What Peter was missing, though, is that criticizing Jesus on this point isn't just wrong (which it is), it is making a categorical error. That is, Peter can't say that Jesus mustn't go to the cross, because that's the essential component of what it means to be the messiah. You can't say to Jesus that he is the Christ, the Messiah, and then say that he can't go to the cross, because you may as well say 'I want a fish that has four feet and walks on land.' Surely, you can have that thing, but it will no longer be a fish. Surely, you can have someone who is a great moral teacher, a leader, a preacher, an ethically good man.
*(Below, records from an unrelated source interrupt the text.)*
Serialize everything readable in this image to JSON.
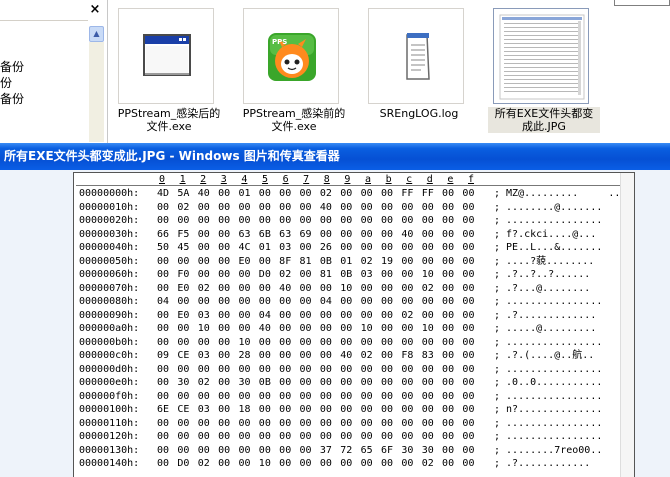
{
  "explorer": {
    "close_glyph": "×",
    "left_items": [
      "备份",
      "份",
      "备份"
    ],
    "scroll_up_glyph": "▲",
    "files": [
      {
        "label": "PPStream_感染后的文件.exe",
        "icon": "window-app-icon"
      },
      {
        "label": "PPStream_感染前的文件.exe",
        "icon": "pps-app-icon",
        "icon_text": "PPS"
      },
      {
        "label": "SREngLOG.log",
        "icon": "notepad-icon"
      },
      {
        "label": "所有EXE文件头都变成此.JPG",
        "icon": "image-thumbnail-icon"
      }
    ]
  },
  "viewer": {
    "title": "所有EXE文件头都变成此.JPG - Windows 图片和传真查看器",
    "hex_header": [
      "0",
      "1",
      "2",
      "3",
      "4",
      "5",
      "6",
      "7",
      "8",
      "9",
      "a",
      "b",
      "c",
      "d",
      "e",
      "f"
    ],
    "hex_rows": [
      {
        "addr": "00000000h:",
        "bytes": "4D 5A 40 00 01 00 00 00 02 00 00 00 FF FF 00 00",
        "ascii": "; MZ@.........     .."
      },
      {
        "addr": "00000010h:",
        "bytes": "00 02 00 00 00 00 00 00 40 00 00 00 00 00 00 00",
        "ascii": "; ........@......."
      },
      {
        "addr": "00000020h:",
        "bytes": "00 00 00 00 00 00 00 00 00 00 00 00 00 00 00 00",
        "ascii": "; ................"
      },
      {
        "addr": "00000030h:",
        "bytes": "66 F5 00 00 63 6B 63 69 00 00 00 00 40 00 00 00",
        "ascii": "; f?.ckci....@..."
      },
      {
        "addr": "00000040h:",
        "bytes": "50 45 00 00 4C 01 03 00 26 00 00 00 00 00 00 00",
        "ascii": "; PE..L...&......."
      },
      {
        "addr": "00000050h:",
        "bytes": "00 00 00 00 E0 00 8F 81 0B 01 02 19 00 00 00 00",
        "ascii": "; ....?藐........"
      },
      {
        "addr": "00000060h:",
        "bytes": "00 F0 00 00 00 D0 02 00 81 0B 03 00 00 10 00 00",
        "ascii": "; .?..?..?......"
      },
      {
        "addr": "00000070h:",
        "bytes": "00 E0 02 00 00 00 40 00 00 10 00 00 00 02 00 00",
        "ascii": "; .?...@........"
      },
      {
        "addr": "00000080h:",
        "bytes": "04 00 00 00 00 00 00 00 04 00 00 00 00 00 00 00",
        "ascii": "; ................"
      },
      {
        "addr": "00000090h:",
        "bytes": "00 E0 03 00 00 04 00 00 00 00 00 00 02 00 00 00",
        "ascii": "; .?............."
      },
      {
        "addr": "000000a0h:",
        "bytes": "00 00 10 00 00 40 00 00 00 00 10 00 00 10 00 00",
        "ascii": "; .....@........."
      },
      {
        "addr": "000000b0h:",
        "bytes": "00 00 00 00 10 00 00 00 00 00 00 00 00 00 00 00",
        "ascii": "; ................"
      },
      {
        "addr": "000000c0h:",
        "bytes": "09 CE 03 00 28 00 00 00 00 40 02 00 F8 83 00 00",
        "ascii": "; .?.(....@..航.."
      },
      {
        "addr": "000000d0h:",
        "bytes": "00 00 00 00 00 00 00 00 00 00 00 00 00 00 00 00",
        "ascii": "; ................"
      },
      {
        "addr": "000000e0h:",
        "bytes": "00 30 02 00 30 0B 00 00 00 00 00 00 00 00 00 00",
        "ascii": "; .0..0..........."
      },
      {
        "addr": "000000f0h:",
        "bytes": "00 00 00 00 00 00 00 00 00 00 00 00 00 00 00 00",
        "ascii": "; ................"
      },
      {
        "addr": "00000100h:",
        "bytes": "6E CE 03 00 18 00 00 00 00 00 00 00 00 00 00 00",
        "ascii": "; n?.............."
      },
      {
        "addr": "00000110h:",
        "bytes": "00 00 00 00 00 00 00 00 00 00 00 00 00 00 00 00",
        "ascii": "; ................"
      },
      {
        "addr": "00000120h:",
        "bytes": "00 00 00 00 00 00 00 00 00 00 00 00 00 00 00 00",
        "ascii": "; ................"
      },
      {
        "addr": "00000130h:",
        "bytes": "00 00 00 00 00 00 00 00 37 72 65 6F 30 30 00 00",
        "ascii": "; ........7reo00.."
      },
      {
        "addr": "00000140h:",
        "bytes": "00 D0 02 00 00 10 00 00 00 00 00 00 00 02 00 00",
        "ascii": "; .?............"
      }
    ]
  }
}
But that person will not be the Messiah.
It is the province of Jesus to be the Messiah, he who bears the cross for the salvation of the world. And to answer the question of who Jesus is without the cross is to fundamentally misunderstand who Jesus is. And so when that question gets asked to us all, as it does, we have to view who we say Jesus is through the lens of the cross. It honestly has to start there, because the cross is the moment around which everything else turns. If the cross is unimportant, if it isn't a real issue, or pressing concern, then Jesus isn't anything overly special. He isn't a unique person, a standard in the dark, a light on the hill or a fire in the darkness. He's just a man.
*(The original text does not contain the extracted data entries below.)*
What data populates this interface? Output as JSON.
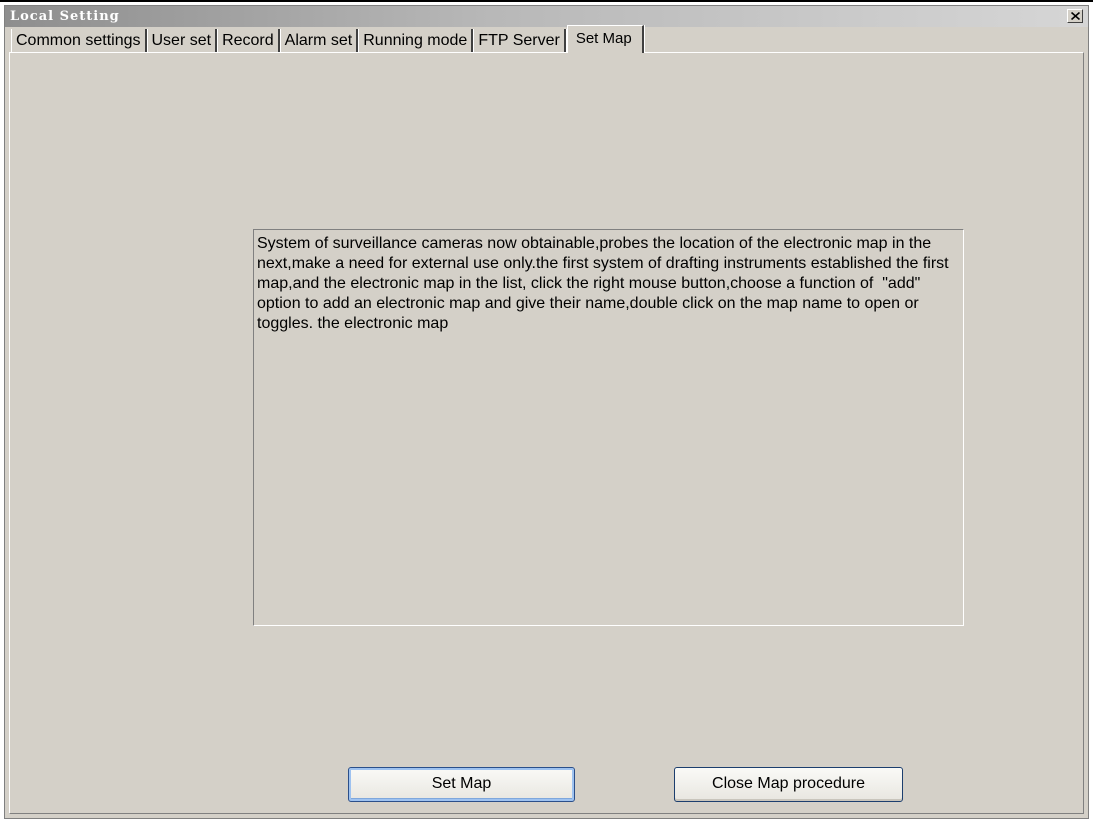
{
  "window": {
    "title": "Local Setting"
  },
  "tabs": [
    {
      "label": "Common settings"
    },
    {
      "label": "User set"
    },
    {
      "label": "Record"
    },
    {
      "label": "Alarm set"
    },
    {
      "label": "Running mode"
    },
    {
      "label": "FTP Server"
    },
    {
      "label": "Set Map",
      "active": true
    }
  ],
  "description": {
    "text": "System of surveillance cameras now obtainable,probes the location of the electronic map in the next,make a need for external use only.the first system of drafting instruments established the first map,and the electronic map in the list, click the right mouse button,choose a function of  \"add\" option to add an electronic map and give their name,double click on the map name to open or toggles. the electronic map"
  },
  "buttons": {
    "set_map": "Set Map",
    "close_map": "Close Map procedure"
  },
  "icons": {
    "close": "close-x-icon"
  },
  "colors": {
    "face": "#d4d0c8",
    "focus_border": "#2b4f8a"
  }
}
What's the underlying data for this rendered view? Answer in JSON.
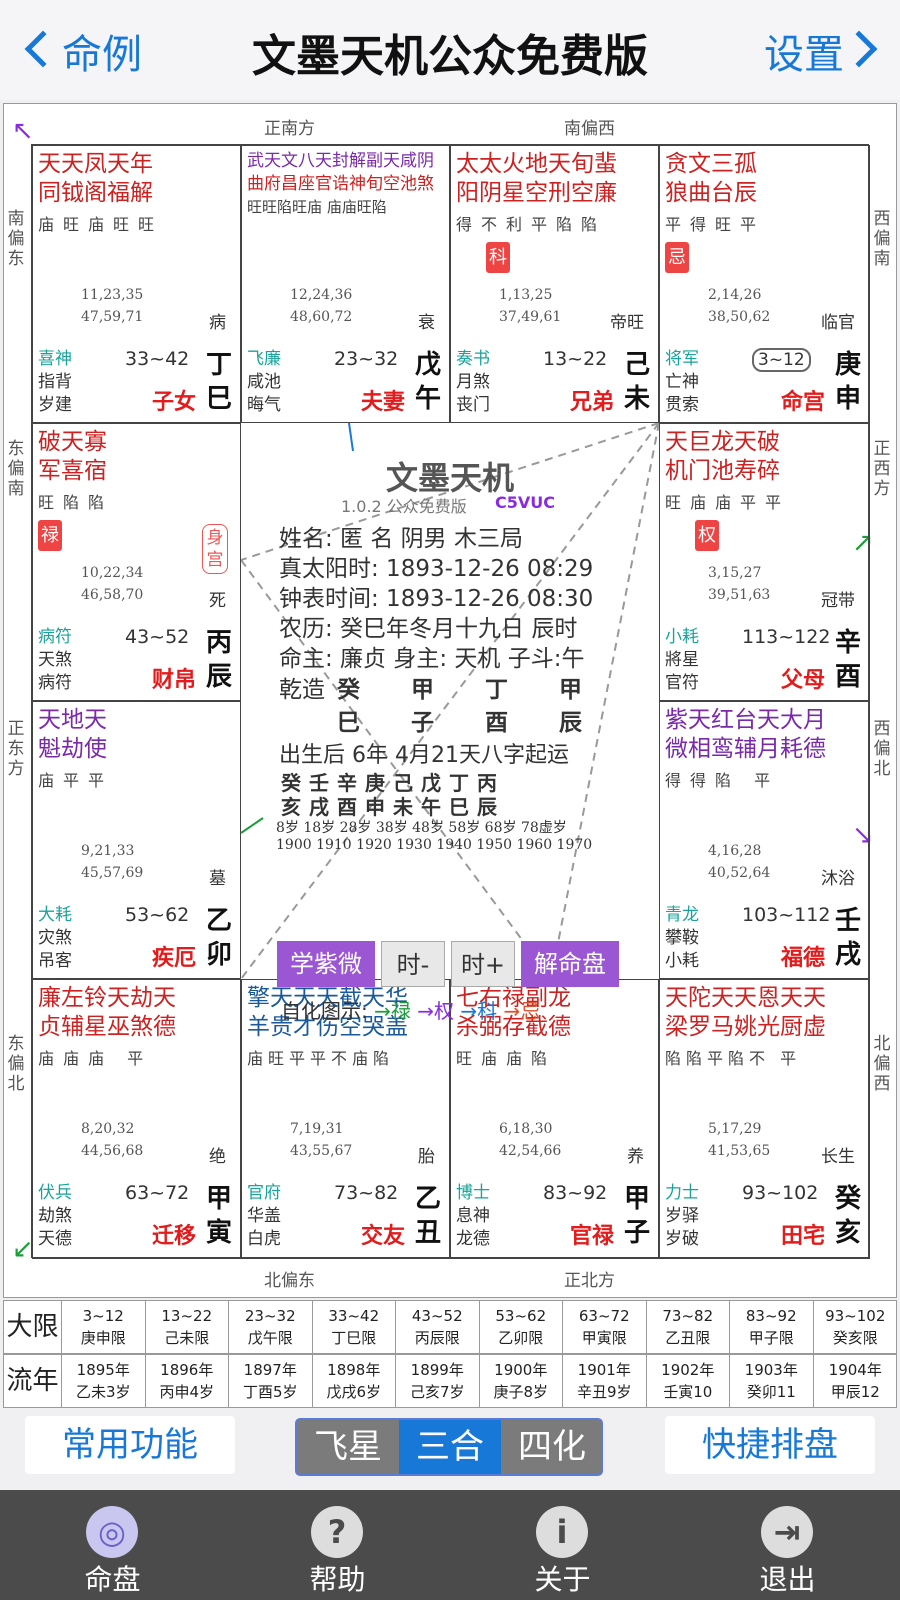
{
  "header": {
    "back_label": "命例",
    "title": "文墨天机公众免费版",
    "settings_label": "设置"
  },
  "directions": {
    "top_left": "正南方",
    "top_right": "南偏西",
    "bottom_left": "北偏东",
    "bottom_right": "正北方",
    "left_1": "南偏东",
    "left_2": "东偏南",
    "left_3": "正东方",
    "left_4": "东偏北",
    "right_1": "西偏南",
    "right_2": "正西方",
    "right_3": "西偏北",
    "right_4": "北偏西"
  },
  "palaces": {
    "si": {
      "s1": "天天凤天年",
      "s2": "同钺阁福解",
      "b": "庙旺庙旺旺",
      "ages1": "11,23,35",
      "ages2": "47,59,71",
      "stage": "病",
      "sp1": "喜神",
      "sp2": "指背",
      "sp3": "岁建",
      "range": "33~42",
      "name": "子女",
      "gan": "丁",
      "zhi": "巳"
    },
    "wu": {
      "s1": "武天文八天封解副天咸阴",
      "s2": "曲府昌座官诰神旬空池煞",
      "b": "旺旺陷旺庙 庙庙旺陷",
      "ages1": "12,24,36",
      "ages2": "48,60,72",
      "stage": "衰",
      "sp1": "飞廉",
      "sp2": "咸池",
      "sp3": "晦气",
      "range": "23~32",
      "name": "夫妻",
      "gan": "戊",
      "zhi": "午"
    },
    "wei": {
      "s1": "太太火地天旬蜚",
      "s2": "阳阴星空刑空廉",
      "b": "得不利平陷陷",
      "hua": "科",
      "ages1": "1,13,25",
      "ages2": "37,49,61",
      "stage": "帝旺",
      "sp1": "奏书",
      "sp2": "月煞",
      "sp3": "丧门",
      "range": "13~22",
      "name": "兄弟",
      "gan": "己",
      "zhi": "未"
    },
    "shen": {
      "s1": "贪文三孤",
      "s2": "狼曲台辰",
      "b": "平得旺平",
      "hua": "忌",
      "ages1": "2,14,26",
      "ages2": "38,50,62",
      "stage": "临官",
      "sp1": "将军",
      "sp2": "亡神",
      "sp3": "贯索",
      "range": "3~12",
      "name": "命宫",
      "gan": "庚",
      "zhi": "申"
    },
    "chen": {
      "s1": "破天寡",
      "s2": "军喜宿",
      "b": "旺陷陷",
      "hua": "禄",
      "body": "身宫",
      "ages1": "10,22,34",
      "ages2": "46,58,70",
      "stage": "死",
      "sp1": "病符",
      "sp2": "天煞",
      "sp3": "病符",
      "range": "43~52",
      "name": "财帛",
      "gan": "丙",
      "zhi": "辰"
    },
    "you": {
      "s1": "天巨龙天破",
      "s2": "机门池寿碎",
      "b": "旺庙庙平平",
      "hua": "权",
      "ages1": "3,15,27",
      "ages2": "39,51,63",
      "stage": "冠带",
      "sp1": "小耗",
      "sp2": "將星",
      "sp3": "官符",
      "range": "113~122",
      "name": "父母",
      "gan": "辛",
      "zhi": "酉"
    },
    "mao": {
      "s1": "天地天",
      "s2": "魁劫使",
      "b": "庙平平",
      "ages1": "9,21,33",
      "ages2": "45,57,69",
      "stage": "墓",
      "sp1": "大耗",
      "sp2": "灾煞",
      "sp3": "吊客",
      "range": "53~62",
      "name": "疾厄",
      "gan": "乙",
      "zhi": "卯"
    },
    "xu": {
      "s1": "紫天红台天大月",
      "s2": "微相鸾辅月耗德",
      "b": "得得陷 平",
      "ages1": "4,16,28",
      "ages2": "40,52,64",
      "stage": "沐浴",
      "sp1": "青龙",
      "sp2": "攀鞍",
      "sp3": "小耗",
      "range": "103~112",
      "name": "福德",
      "gan": "壬",
      "zhi": "戌"
    },
    "yin": {
      "s1": "廉左铃天劫天",
      "s2": "贞辅星巫煞德",
      "b": "庙庙庙 平",
      "ages1": "8,20,32",
      "ages2": "44,56,68",
      "stage": "绝",
      "sp1": "伏兵",
      "sp2": "劫煞",
      "sp3": "天德",
      "range": "63~72",
      "name": "迁移",
      "gan": "甲",
      "zhi": "寅"
    },
    "chou": {
      "s1": "擎天天天截天华",
      "s2": "羊贵才伤空哭盖",
      "b": "庙旺平平不庙陷",
      "ages1": "7,19,31",
      "ages2": "43,55,67",
      "stage": "胎",
      "sp1": "官府",
      "sp2": "华盖",
      "sp3": "白虎",
      "range": "73~82",
      "name": "交友",
      "gan": "乙",
      "zhi": "丑"
    },
    "zi": {
      "s1": "七右禄副龙",
      "s2": "杀弼存截德",
      "b": "旺庙庙陷",
      "ages1": "6,18,30",
      "ages2": "42,54,66",
      "stage": "养",
      "sp1": "博士",
      "sp2": "息神",
      "sp3": "龙德",
      "range": "83~92",
      "name": "官禄",
      "gan": "甲",
      "zhi": "子"
    },
    "hai": {
      "s1": "天陀天天恩天天",
      "s2": "梁罗马姚光厨虚",
      "b": "陷陷平陷不 平",
      "ages1": "5,17,29",
      "ages2": "41,53,65",
      "stage": "长生",
      "sp1": "力士",
      "sp2": "岁驿",
      "sp3": "岁破",
      "range": "93~102",
      "name": "田宅",
      "gan": "癸",
      "zhi": "亥"
    }
  },
  "center": {
    "title": "文墨天机",
    "version": "1.0.2 公众免费版",
    "code": "C5VUC",
    "line1": "姓名: 匿 名       阴男 木三局",
    "line2": "真太阳时: 1893-12-26   08:29",
    "line3": "钟表时间: 1893-12-26   08:30",
    "line4": "农历: 癸巳年冬月十九日 辰时",
    "line5": "命主: 廉贞 身主: 天机 子斗:午",
    "bazi_label": "乾造",
    "bazi_top": [
      "癸",
      "甲",
      "丁",
      "甲"
    ],
    "bazi_bottom": [
      "巳",
      "子",
      "酉",
      "辰"
    ],
    "yun_line": "出生后 6年 4月21天八字起运",
    "dayun_gan": "癸壬辛庚己戊丁丙",
    "dayun_zhi": "亥戌酉申未午巳辰",
    "dayun_ages": "8岁  18岁 28岁 38岁 48岁 58岁 68岁 78虚岁",
    "dayun_years": "1900 1910 1920 1930 1940 1950 1960 1970",
    "btn1": "学紫微",
    "btn2": "时-",
    "btn3": "时+",
    "btn4": "解命盘",
    "legend_label": "自化图示:",
    "legend_lu": "→禄",
    "legend_quan": "→权",
    "legend_ke": "→科",
    "legend_ji": "→忌"
  },
  "daxian": {
    "label": "大限",
    "items": [
      {
        "a": "3~12",
        "b": "庚申限"
      },
      {
        "a": "13~22",
        "b": "己未限"
      },
      {
        "a": "23~32",
        "b": "戊午限"
      },
      {
        "a": "33~42",
        "b": "丁巳限"
      },
      {
        "a": "43~52",
        "b": "丙辰限"
      },
      {
        "a": "53~62",
        "b": "乙卯限"
      },
      {
        "a": "63~72",
        "b": "甲寅限"
      },
      {
        "a": "73~82",
        "b": "乙丑限"
      },
      {
        "a": "83~92",
        "b": "甲子限"
      },
      {
        "a": "93~102",
        "b": "癸亥限"
      }
    ]
  },
  "liunian": {
    "label": "流年",
    "items": [
      {
        "a": "1895年",
        "b": "乙未3岁"
      },
      {
        "a": "1896年",
        "b": "丙申4岁"
      },
      {
        "a": "1897年",
        "b": "丁酉5岁"
      },
      {
        "a": "1898年",
        "b": "戊戌6岁"
      },
      {
        "a": "1899年",
        "b": "己亥7岁"
      },
      {
        "a": "1900年",
        "b": "庚子8岁"
      },
      {
        "a": "1901年",
        "b": "辛丑9岁"
      },
      {
        "a": "1902年",
        "b": "壬寅10"
      },
      {
        "a": "1903年",
        "b": "癸卯11"
      },
      {
        "a": "1904年",
        "b": "甲辰12"
      }
    ]
  },
  "toolbar": {
    "common": "常用功能",
    "seg1": "飞星",
    "seg2": "三合",
    "seg3": "四化",
    "quick": "快捷排盘"
  },
  "nav": {
    "chart": "命盘",
    "help": "帮助",
    "about": "关于",
    "exit": "退出"
  },
  "colors": {
    "accent": "#1778d8",
    "palace_name": "#e21c1c",
    "purple": "#9b57d3",
    "nav_bg": "#4b4b4b"
  }
}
But if the cross is crucial, if it is the central moment, the greatest issue in humanity, then you absolutely, fundamentally cannot have the Messiah without it. To be the Messiah is to redeem humanity. To redeem humanity is to shed blood for it, to die for it, to leave heaven and paradise to walk the cross to Golgotha and to die upon it. And in Lent, we get away from our desire to sanitize, to massage out the misery of the cross and death of Christ. In Lent, we see the hideousness of the cross and his execution, and we understand that it isn't peripheral to the story of Christ, it is the story of Christ. We preach Christ crucified, a stumbling block to Jews, and folly to Gentiles, but to those of us who are being saved, it is the power of God.
That's the story right there, folks. And in Lent, everything else simply melts away. Every other layer that we place upon him is gone, like mist in the morning. All our efforts to make him into something other than what he is, those efforts are exposed for what they are - the things of man not the things of God. The things of God are to save us, which is why he takes up the cross, to save and redeem a people whom he loves.